The joint family or extended family in rural areas is surviving in its skeleton or nominal form as a kinship group. The adults have migrated to cities either to pursue higher education or to secure more lucrative jobs or to eke out their living outside their traditional callings, ensuing from the availability of better opportunities elsewhere as well as the rising pressure of population on the limited land base. Many of the urban households are really offshoots of rural extended or joint families. A joint family in the native village is the fountainhead of nuclear families in towns.
These days in most cases two brothers tend to form two independent households even within the same city owing to the rising spirit of individualism, regardless of similarity in occupation, even when the ancestral property is not formally partitioned at their native place.
The nuclear family, the same as elsewhere, is now the characteristic feature of Indian society. According to the census of India data, of all the households nuclear families constituted 70 percent, and single-member or more than one member households without a spouse (or eroded families) comprised about 11 percent. The extended and joint family or households together claim merely 20 percent of all households.
This is the overall picture of the entire country, whereas in the case of urban areas the proportion of nuclear families is somewhat higher still. An extended family, which includes a couple with married sons or daughters and their spouses as well as 3 household heads without a spouse but with at least two married sons, daughters, and their spouses, constitute a little less than one-fifth of the total households.
With further industrial development, rural to urban migration, the nuclearization of families, and the rise of divorce rate and the proportion of single-member households is likely to increase steadily on the line of industrial West. This is believed to be so because the states, which have got a higher level of urbanization, tend to have a higher proportion of single-member households. Similarly, about a couple of decades ago almost 20 percent of households contained only one person in the USA. More or less, a similar situation exists in other developed countries as well, and above all, not a single country has recorded a decline in the proportion of single-member households during the last three decades. In fact, the tendency is more towards the increase in the proportion of single-member households.

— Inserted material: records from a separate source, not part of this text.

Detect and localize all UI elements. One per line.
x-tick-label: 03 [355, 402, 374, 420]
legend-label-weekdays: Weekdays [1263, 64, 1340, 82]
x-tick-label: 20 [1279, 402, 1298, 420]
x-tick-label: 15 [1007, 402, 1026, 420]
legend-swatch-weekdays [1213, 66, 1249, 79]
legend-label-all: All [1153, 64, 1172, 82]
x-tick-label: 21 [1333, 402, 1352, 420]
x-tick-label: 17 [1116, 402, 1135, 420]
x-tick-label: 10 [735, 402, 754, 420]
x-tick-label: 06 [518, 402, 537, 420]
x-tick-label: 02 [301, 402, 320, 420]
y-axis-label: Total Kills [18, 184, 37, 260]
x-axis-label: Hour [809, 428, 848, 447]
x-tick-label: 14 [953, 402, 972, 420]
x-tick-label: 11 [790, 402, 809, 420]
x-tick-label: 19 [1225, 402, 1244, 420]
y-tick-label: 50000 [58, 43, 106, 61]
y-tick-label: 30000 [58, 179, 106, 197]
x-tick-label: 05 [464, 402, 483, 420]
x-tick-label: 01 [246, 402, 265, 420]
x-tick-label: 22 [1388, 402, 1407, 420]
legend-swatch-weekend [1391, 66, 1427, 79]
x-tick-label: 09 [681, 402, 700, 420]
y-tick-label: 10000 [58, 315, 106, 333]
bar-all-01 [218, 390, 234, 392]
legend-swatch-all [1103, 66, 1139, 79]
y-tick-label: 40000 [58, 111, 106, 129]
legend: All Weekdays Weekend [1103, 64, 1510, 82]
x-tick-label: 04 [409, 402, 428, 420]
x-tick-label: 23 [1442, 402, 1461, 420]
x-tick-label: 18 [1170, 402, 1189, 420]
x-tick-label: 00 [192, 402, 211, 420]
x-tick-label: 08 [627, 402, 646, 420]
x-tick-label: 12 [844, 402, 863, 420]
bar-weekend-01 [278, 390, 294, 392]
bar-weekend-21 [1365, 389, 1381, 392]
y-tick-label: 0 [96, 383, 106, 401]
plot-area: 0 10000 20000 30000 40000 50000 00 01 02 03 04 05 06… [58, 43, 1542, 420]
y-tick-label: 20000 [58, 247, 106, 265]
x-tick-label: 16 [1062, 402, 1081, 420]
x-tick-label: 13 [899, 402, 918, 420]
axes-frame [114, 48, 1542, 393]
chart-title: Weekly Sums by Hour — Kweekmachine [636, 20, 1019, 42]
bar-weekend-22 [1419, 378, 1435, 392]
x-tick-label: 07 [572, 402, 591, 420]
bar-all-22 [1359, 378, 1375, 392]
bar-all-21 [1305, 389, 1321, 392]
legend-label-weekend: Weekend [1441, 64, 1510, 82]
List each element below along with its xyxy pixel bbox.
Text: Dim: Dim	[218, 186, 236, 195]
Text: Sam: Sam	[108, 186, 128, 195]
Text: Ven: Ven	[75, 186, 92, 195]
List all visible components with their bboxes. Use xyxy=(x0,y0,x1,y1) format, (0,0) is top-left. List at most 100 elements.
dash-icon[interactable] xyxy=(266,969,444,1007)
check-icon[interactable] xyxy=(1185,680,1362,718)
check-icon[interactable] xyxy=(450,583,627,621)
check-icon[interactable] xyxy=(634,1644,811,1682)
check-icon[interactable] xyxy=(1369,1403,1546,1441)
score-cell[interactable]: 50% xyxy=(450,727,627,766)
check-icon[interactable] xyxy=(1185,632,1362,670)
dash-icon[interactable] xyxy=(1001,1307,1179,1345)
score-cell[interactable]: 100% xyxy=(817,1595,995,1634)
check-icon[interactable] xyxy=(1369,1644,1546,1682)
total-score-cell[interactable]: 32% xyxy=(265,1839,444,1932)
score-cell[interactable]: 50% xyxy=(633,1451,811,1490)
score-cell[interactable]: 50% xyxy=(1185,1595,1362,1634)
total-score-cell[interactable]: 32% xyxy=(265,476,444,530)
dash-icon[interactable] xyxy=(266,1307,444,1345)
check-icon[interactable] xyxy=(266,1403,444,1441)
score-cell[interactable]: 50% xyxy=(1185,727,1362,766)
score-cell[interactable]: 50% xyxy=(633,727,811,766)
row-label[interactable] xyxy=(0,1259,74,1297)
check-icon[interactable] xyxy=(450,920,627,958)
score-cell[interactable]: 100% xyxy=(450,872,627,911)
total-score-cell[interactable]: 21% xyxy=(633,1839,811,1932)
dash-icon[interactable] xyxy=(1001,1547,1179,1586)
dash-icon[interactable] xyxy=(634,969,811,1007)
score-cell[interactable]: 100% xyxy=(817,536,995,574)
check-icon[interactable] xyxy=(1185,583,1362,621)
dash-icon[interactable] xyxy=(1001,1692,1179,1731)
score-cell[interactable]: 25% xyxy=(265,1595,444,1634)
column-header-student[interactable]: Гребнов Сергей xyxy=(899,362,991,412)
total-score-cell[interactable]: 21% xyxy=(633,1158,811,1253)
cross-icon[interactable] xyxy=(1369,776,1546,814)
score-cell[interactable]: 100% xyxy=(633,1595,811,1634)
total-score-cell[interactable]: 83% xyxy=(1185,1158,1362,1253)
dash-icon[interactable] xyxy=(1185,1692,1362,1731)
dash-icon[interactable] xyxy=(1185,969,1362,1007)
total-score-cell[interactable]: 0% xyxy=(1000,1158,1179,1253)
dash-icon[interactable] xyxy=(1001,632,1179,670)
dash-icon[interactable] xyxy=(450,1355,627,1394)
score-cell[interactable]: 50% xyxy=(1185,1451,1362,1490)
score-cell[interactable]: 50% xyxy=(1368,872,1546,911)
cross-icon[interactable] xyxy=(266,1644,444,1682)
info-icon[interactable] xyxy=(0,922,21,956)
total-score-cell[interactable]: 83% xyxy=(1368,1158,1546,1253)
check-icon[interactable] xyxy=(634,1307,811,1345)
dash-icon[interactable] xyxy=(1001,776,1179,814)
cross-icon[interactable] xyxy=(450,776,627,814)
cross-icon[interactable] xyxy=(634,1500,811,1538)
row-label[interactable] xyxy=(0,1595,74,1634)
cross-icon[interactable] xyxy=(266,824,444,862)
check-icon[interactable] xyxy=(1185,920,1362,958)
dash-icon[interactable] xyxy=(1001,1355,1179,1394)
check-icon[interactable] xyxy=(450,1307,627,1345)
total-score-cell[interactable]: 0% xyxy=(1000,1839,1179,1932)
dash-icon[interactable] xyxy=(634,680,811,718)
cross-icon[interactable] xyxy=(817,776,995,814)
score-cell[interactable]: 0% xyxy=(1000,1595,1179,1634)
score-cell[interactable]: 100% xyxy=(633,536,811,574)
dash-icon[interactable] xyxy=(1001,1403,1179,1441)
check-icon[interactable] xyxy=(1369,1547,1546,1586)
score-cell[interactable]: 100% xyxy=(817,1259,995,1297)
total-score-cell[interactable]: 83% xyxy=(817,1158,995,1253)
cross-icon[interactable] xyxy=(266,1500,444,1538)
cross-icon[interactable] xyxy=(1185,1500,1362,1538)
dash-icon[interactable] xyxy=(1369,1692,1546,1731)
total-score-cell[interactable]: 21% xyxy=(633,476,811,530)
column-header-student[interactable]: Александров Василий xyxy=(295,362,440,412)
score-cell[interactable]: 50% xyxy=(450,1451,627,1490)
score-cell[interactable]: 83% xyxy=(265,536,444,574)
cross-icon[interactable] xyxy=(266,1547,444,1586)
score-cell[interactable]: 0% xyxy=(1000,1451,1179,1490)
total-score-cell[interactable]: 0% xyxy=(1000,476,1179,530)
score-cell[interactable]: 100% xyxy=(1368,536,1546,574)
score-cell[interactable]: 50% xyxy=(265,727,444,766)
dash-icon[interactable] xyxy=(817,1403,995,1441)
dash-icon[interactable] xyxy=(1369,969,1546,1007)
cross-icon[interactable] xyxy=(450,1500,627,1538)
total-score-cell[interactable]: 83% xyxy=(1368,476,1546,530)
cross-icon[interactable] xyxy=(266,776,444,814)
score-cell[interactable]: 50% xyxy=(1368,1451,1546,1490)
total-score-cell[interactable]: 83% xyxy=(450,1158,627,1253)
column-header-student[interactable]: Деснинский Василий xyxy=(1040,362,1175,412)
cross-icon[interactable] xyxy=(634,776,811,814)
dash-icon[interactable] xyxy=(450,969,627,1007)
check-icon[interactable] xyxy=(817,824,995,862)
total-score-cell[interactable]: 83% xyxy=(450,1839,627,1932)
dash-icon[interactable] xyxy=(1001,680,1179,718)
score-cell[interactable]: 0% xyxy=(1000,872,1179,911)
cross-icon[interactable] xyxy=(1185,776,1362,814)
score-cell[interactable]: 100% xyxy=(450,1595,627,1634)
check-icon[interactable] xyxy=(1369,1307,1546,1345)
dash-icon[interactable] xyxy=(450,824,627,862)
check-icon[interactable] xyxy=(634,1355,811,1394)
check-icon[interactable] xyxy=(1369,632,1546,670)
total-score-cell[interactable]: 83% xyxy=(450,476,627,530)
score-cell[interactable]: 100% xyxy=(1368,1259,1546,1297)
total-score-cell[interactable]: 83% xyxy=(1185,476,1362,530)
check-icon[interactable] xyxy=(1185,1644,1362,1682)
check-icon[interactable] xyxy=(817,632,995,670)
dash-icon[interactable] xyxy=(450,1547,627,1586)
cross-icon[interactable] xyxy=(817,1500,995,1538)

As the process of family formation and dissolution has become relatively faster now than before, households are progressively more headed by relatively younger people. Census data from 1971 onward have clearly borne out that at the national level over three-fifths of the households are headed by persons aged less than 50.
There is every reason to believe that proportion of households headed by younger persons is likely to constitute a larger proportion than this in urban areas where the proportion of extended family, not to speak of joint family, is much smaller than that of rural areas. The emergence of financially independent, career-oriented men and women, who are confident in making their own decisions and crave to have a sense of individual achievement, has greatly contributed to the disintegration of the joint family. The disintegration of the joint family has led to closer bonds between spouses, but the reverse is also true in certain cases. For many, the nuclear family is a safer matrimonial home for a woman. In bygone days people generally lived in joint families, yet familial discord never escalated into extreme physical violence or death, as we so often come across such instances in our day-to-day life and also know through national dailies, both electronic and print media.